However, this use case is "too valuable" to give up on. It would be an MSP's wildest dream to ask AI "was Ironwood Manufacturing profitable last year" and get an accurate breakdown of invoice vs. labor cost. We HAVE TO make this dream a reality.
Attempt 1: API filter
We first attempted to solve this problem at the API level. APIs support query parameters that only return relevant data. For example, there may be 5,000 tickets processed in 2025, but only 250 are relevant to Ironwood. If we can fetch only the 250 relevant tickets, we reduce the data volume processed by 20x. We can layer additional filters to further reduce the response.
This approach may sound feasible, but it broke down quickly once we put it in front of customers. As the system became more powerful, users' appetite grew — instead of asking only about 2025, they started asking about the past 5 years. That introduced 5x more data to be processed, which inevitably breached the context window limitation.
Attempt 2: Custom tool
We then attempted to build custom tools that supported pagination. These tools could process large amounts of data in-memory but only return the relevant information to the Large Language Model (LLM). Imagine a ticket has 50 fields; the special tool only fetches 1 of those fields, and performs aggregation before returning. So the LLM only sees the post-aggregation data.
This solution worked, but quickly became difficult to maintain. Each question required a custom tool, and our codebase ballooned. Our development team can't write code as fast as users ask questions. We had to find a different way that is more scalable.
Final solution: Trust the LLM
When working with new technology, we need to be open minded about change. The final solution we landed on involves a mindset change — instead of relying on humans to build custom tools ahead of time, we need to give our language model the ability to decide what information it wants to see. Users may ask questions that require aggregating data from Projects, Tickets, and Invoices, and the LLM handling the request knows best what information it needs to answer the question.
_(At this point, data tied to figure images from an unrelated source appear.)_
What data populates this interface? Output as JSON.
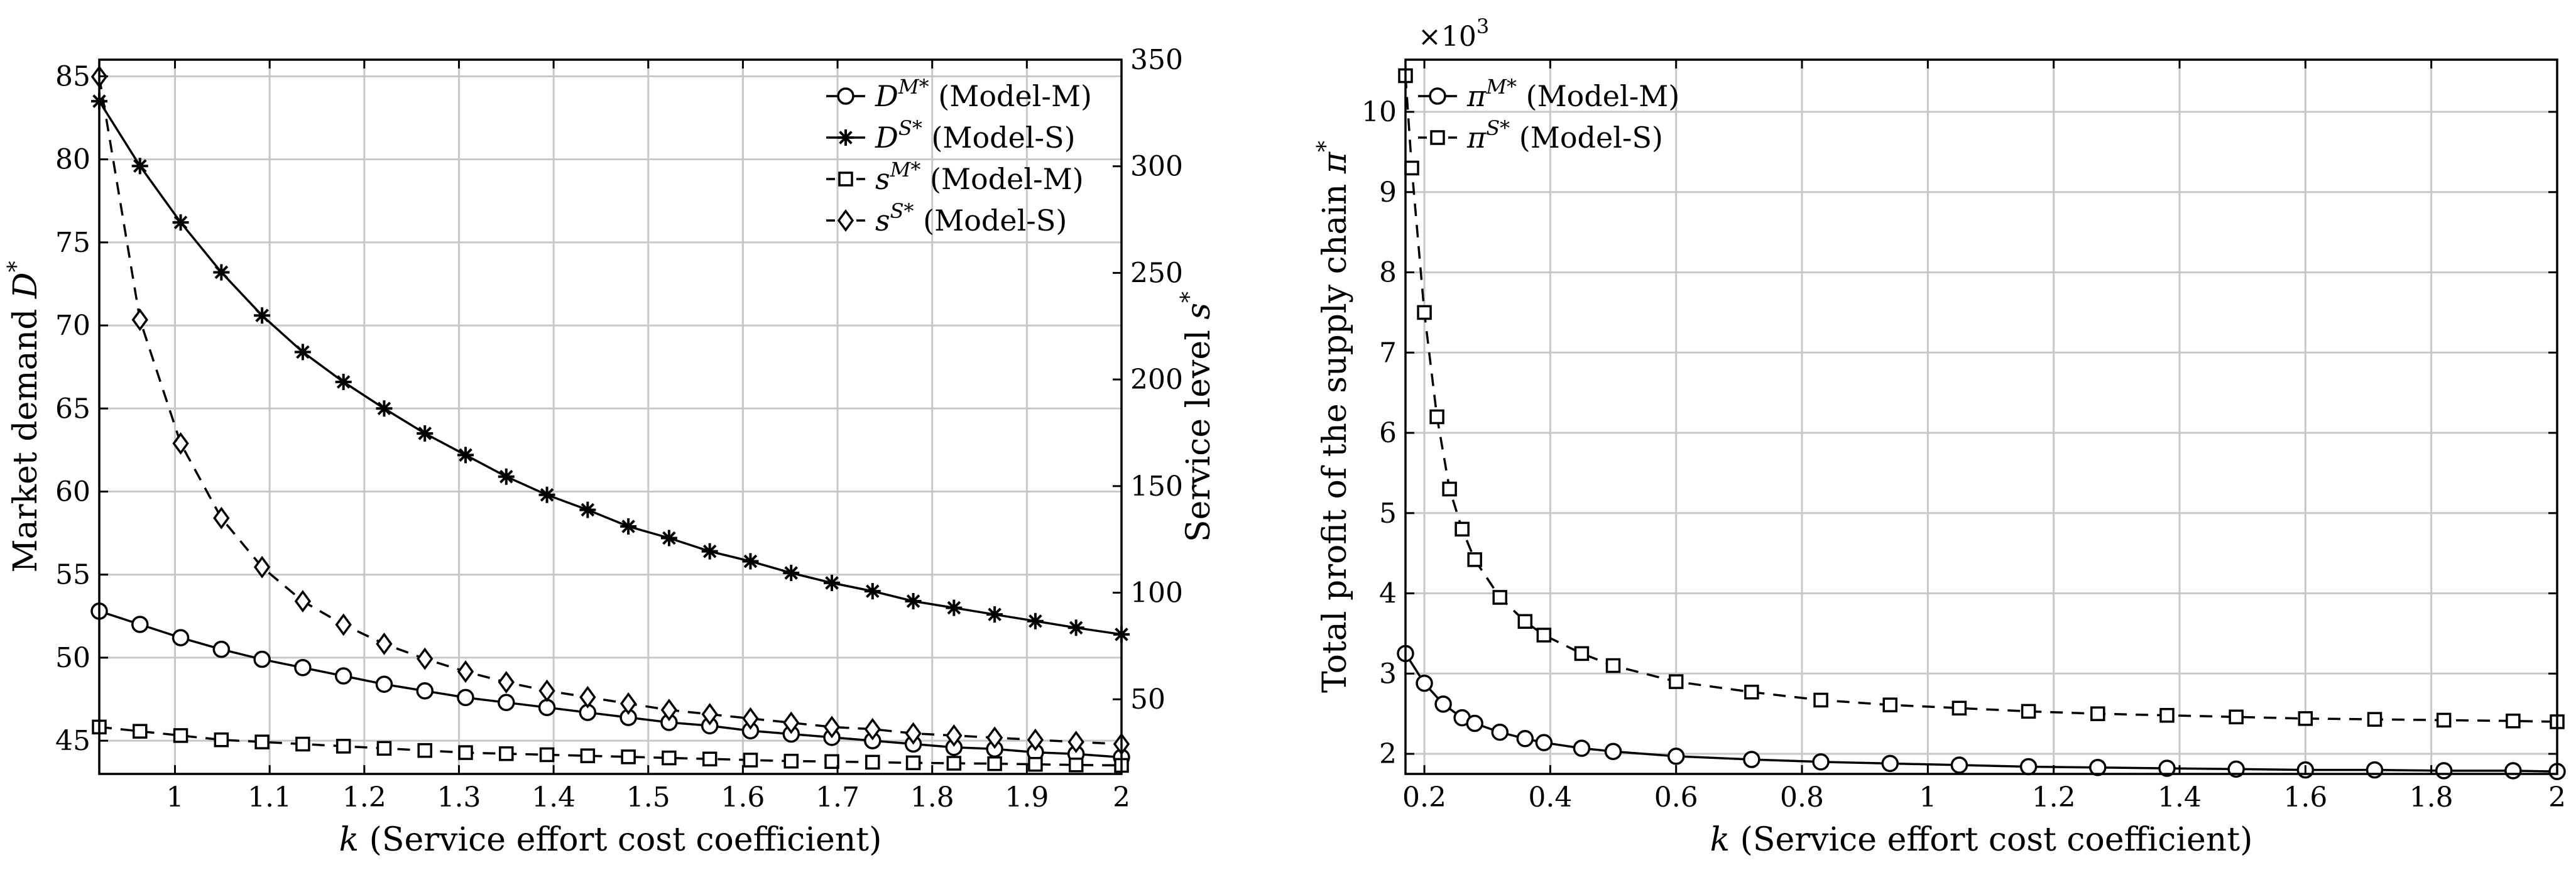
{
  "chart_data": [
    {
      "type": "line",
      "id": "left",
      "xlabel": "k (Service effort cost coefficient)",
      "ylabel_left": "Market demand D*",
      "ylabel_right": "Service level s*",
      "xlim": [
        0.92,
        2.0
      ],
      "ylim_left": [
        43,
        86
      ],
      "ylim_right": [
        15,
        350
      ],
      "xticks": [
        1,
        1.1,
        1.2,
        1.3,
        1.4,
        1.5,
        1.6,
        1.7,
        1.8,
        1.9,
        2
      ],
      "xtick_labels": [
        "1",
        "1.1",
        "1.2",
        "1.3",
        "1.4",
        "1.5",
        "1.6",
        "1.7",
        "1.8",
        "1.9",
        "2"
      ],
      "yticks_left": [
        45,
        50,
        55,
        60,
        65,
        70,
        75,
        80,
        85
      ],
      "yticks_right": [
        50,
        100,
        150,
        200,
        250,
        300,
        350
      ],
      "legend_position": "top-right",
      "series": [
        {
          "name": "D^{M*} (Model-M)",
          "sym": "D",
          "sup": "M*",
          "model": "(Model-M)",
          "marker": "circle",
          "dash": false,
          "axis": "left",
          "x": [
            0.92,
            0.963,
            1.006,
            1.049,
            1.092,
            1.135,
            1.178,
            1.221,
            1.264,
            1.307,
            1.35,
            1.393,
            1.436,
            1.479,
            1.522,
            1.565,
            1.608,
            1.651,
            1.694,
            1.737,
            1.78,
            1.823,
            1.866,
            1.909,
            1.952,
            2.0
          ],
          "values": [
            52.8,
            52.0,
            51.2,
            50.5,
            49.9,
            49.4,
            48.9,
            48.4,
            48.0,
            47.6,
            47.3,
            47.0,
            46.7,
            46.4,
            46.1,
            45.9,
            45.6,
            45.4,
            45.2,
            45.0,
            44.8,
            44.6,
            44.5,
            44.3,
            44.2,
            44.0
          ]
        },
        {
          "name": "D^{S*} (Model-S)",
          "sym": "D",
          "sup": "S*",
          "model": "(Model-S)",
          "marker": "asterisk",
          "dash": false,
          "axis": "left",
          "x": [
            0.92,
            0.963,
            1.006,
            1.049,
            1.092,
            1.135,
            1.178,
            1.221,
            1.264,
            1.307,
            1.35,
            1.393,
            1.436,
            1.479,
            1.522,
            1.565,
            1.608,
            1.651,
            1.694,
            1.737,
            1.78,
            1.823,
            1.866,
            1.909,
            1.952,
            2.0
          ],
          "values": [
            83.5,
            79.6,
            76.2,
            73.2,
            70.6,
            68.4,
            66.6,
            65.0,
            63.5,
            62.2,
            60.9,
            59.8,
            58.9,
            57.9,
            57.2,
            56.4,
            55.8,
            55.1,
            54.5,
            54.0,
            53.4,
            53.0,
            52.6,
            52.2,
            51.8,
            51.4
          ]
        },
        {
          "name": "s^{M*} (Model-M)",
          "sym": "s",
          "sup": "M*",
          "model": "(Model-M)",
          "marker": "square",
          "dash": true,
          "axis": "right",
          "x": [
            0.92,
            0.963,
            1.006,
            1.049,
            1.092,
            1.135,
            1.178,
            1.221,
            1.264,
            1.307,
            1.35,
            1.393,
            1.436,
            1.479,
            1.522,
            1.565,
            1.608,
            1.651,
            1.694,
            1.737,
            1.78,
            1.823,
            1.866,
            1.909,
            1.952,
            2.0
          ],
          "values": [
            37,
            35,
            33,
            31,
            30,
            29,
            28,
            27,
            26,
            25,
            24.5,
            24,
            23.5,
            23,
            22.5,
            22,
            21.5,
            21,
            20.8,
            20.5,
            20.2,
            20,
            19.8,
            19.5,
            19.2,
            19
          ]
        },
        {
          "name": "s^{S*} (Model-S)",
          "sym": "s",
          "sup": "S*",
          "model": "(Model-S)",
          "marker": "diamond",
          "dash": true,
          "axis": "right",
          "x": [
            0.92,
            0.963,
            1.006,
            1.049,
            1.092,
            1.135,
            1.178,
            1.221,
            1.264,
            1.307,
            1.35,
            1.393,
            1.436,
            1.479,
            1.522,
            1.565,
            1.608,
            1.651,
            1.694,
            1.737,
            1.78,
            1.823,
            1.866,
            1.909,
            1.952,
            2.0
          ],
          "values": [
            342,
            228,
            170,
            135,
            112,
            96,
            85,
            76,
            69,
            63,
            58,
            54,
            51,
            48,
            45,
            43,
            41,
            39,
            37,
            36,
            34,
            33,
            32,
            31,
            30,
            29
          ]
        }
      ]
    },
    {
      "type": "line",
      "id": "right",
      "xlabel": "k (Service effort cost coefficient)",
      "ylabel": "Total profit of the supply chain π*",
      "scale_label_base": "×10",
      "scale_label_exp": "3",
      "xlim": [
        0.17,
        2.0
      ],
      "ylim": [
        1.75,
        10.65
      ],
      "xticks": [
        0.2,
        0.4,
        0.6,
        0.8,
        1,
        1.2,
        1.4,
        1.6,
        1.8,
        2
      ],
      "xtick_labels": [
        "0.2",
        "0.4",
        "0.6",
        "0.8",
        "1",
        "1.2",
        "1.4",
        "1.6",
        "1.8",
        "2"
      ],
      "yticks": [
        2,
        3,
        4,
        5,
        6,
        7,
        8,
        9,
        10
      ],
      "legend_position": "top-left",
      "series": [
        {
          "name": "π^{M*} (Model-M)",
          "sym": "π",
          "sup": "M*",
          "model": "(Model-M)",
          "marker": "circle",
          "dash": false,
          "x": [
            0.17,
            0.2,
            0.23,
            0.26,
            0.28,
            0.32,
            0.36,
            0.39,
            0.45,
            0.5,
            0.6,
            0.72,
            0.83,
            0.94,
            1.05,
            1.16,
            1.27,
            1.38,
            1.49,
            1.6,
            1.71,
            1.82,
            1.93,
            2.0
          ],
          "values": [
            3.25,
            2.88,
            2.62,
            2.45,
            2.38,
            2.27,
            2.19,
            2.14,
            2.07,
            2.03,
            1.97,
            1.93,
            1.9,
            1.88,
            1.86,
            1.84,
            1.83,
            1.82,
            1.81,
            1.8,
            1.8,
            1.79,
            1.79,
            1.78
          ]
        },
        {
          "name": "π^{S*} (Model-S)",
          "sym": "π",
          "sup": "S*",
          "model": "(Model-S)",
          "marker": "square",
          "dash": true,
          "x": [
            0.17,
            0.18,
            0.2,
            0.22,
            0.24,
            0.26,
            0.28,
            0.32,
            0.36,
            0.39,
            0.45,
            0.5,
            0.6,
            0.72,
            0.83,
            0.94,
            1.05,
            1.16,
            1.27,
            1.38,
            1.49,
            1.6,
            1.71,
            1.82,
            1.93,
            2.0
          ],
          "values": [
            10.45,
            9.3,
            7.5,
            6.2,
            5.3,
            4.8,
            4.42,
            3.95,
            3.65,
            3.48,
            3.25,
            3.1,
            2.9,
            2.77,
            2.67,
            2.61,
            2.57,
            2.53,
            2.5,
            2.48,
            2.46,
            2.44,
            2.43,
            2.42,
            2.41,
            2.4
          ]
        }
      ]
    }
  ]
}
Our job as developers is to trust LLMs to make the right decision, and give them the ability to answer all the questions.
We created a new interface for the LLM to decide what information it wants, before making the API calls to fetch that information. This solution works beautifully — if the LLM only needs ticket id, it will ask only for ticket id. It can hold tens of thousands of ticket ids in its context window without any problem. If the LLM needs to dig into a specific ticket, it will load the full ticket detail, which alone may take up the majority of the context window.
This approach allowed us to break through the context window barrier in a scalable way, and enabled Bumblebee to answer questions that involve massive amounts of data aggregation. More importantly, we are no longer constrained by the quirks of upstream vendor APIs. It gave us leverage as well as scalability.
The takeaway - A leap of faith
In the world of AI, best practices evolve constantly. Sometimes a great solution requires us to re-think how we approach problems, and reinvent ourselves. We've been taught NOT TO TRUST large language models. We have to re-wire our own brains to start trusting LLMs for certain things in order to get the breakthrough.
TL;DR — Lessons learned
- API-level filtering doesn't scale with user appetite. It works until users widen the time window or the question. Then you're back at the context window limit, just slower.
- Hand-rolling a custom tool per question is a treadmill. Each new question burns engineering time, and the codebase grows faster than users learn to stop asking new questions.
- Let the LLM decide what data it needs. Give it an interface to request only the fields it cares about. It can hold tens of thousands of ids in context, and only pulls full records when it actually needs them.
- The hardest part was the mindset shift. "Don't trust the LLM" is a useful default for output quality, but it's the wrong default for data selection. Trusting the model to choose its own context is what unlocked the breakthrough.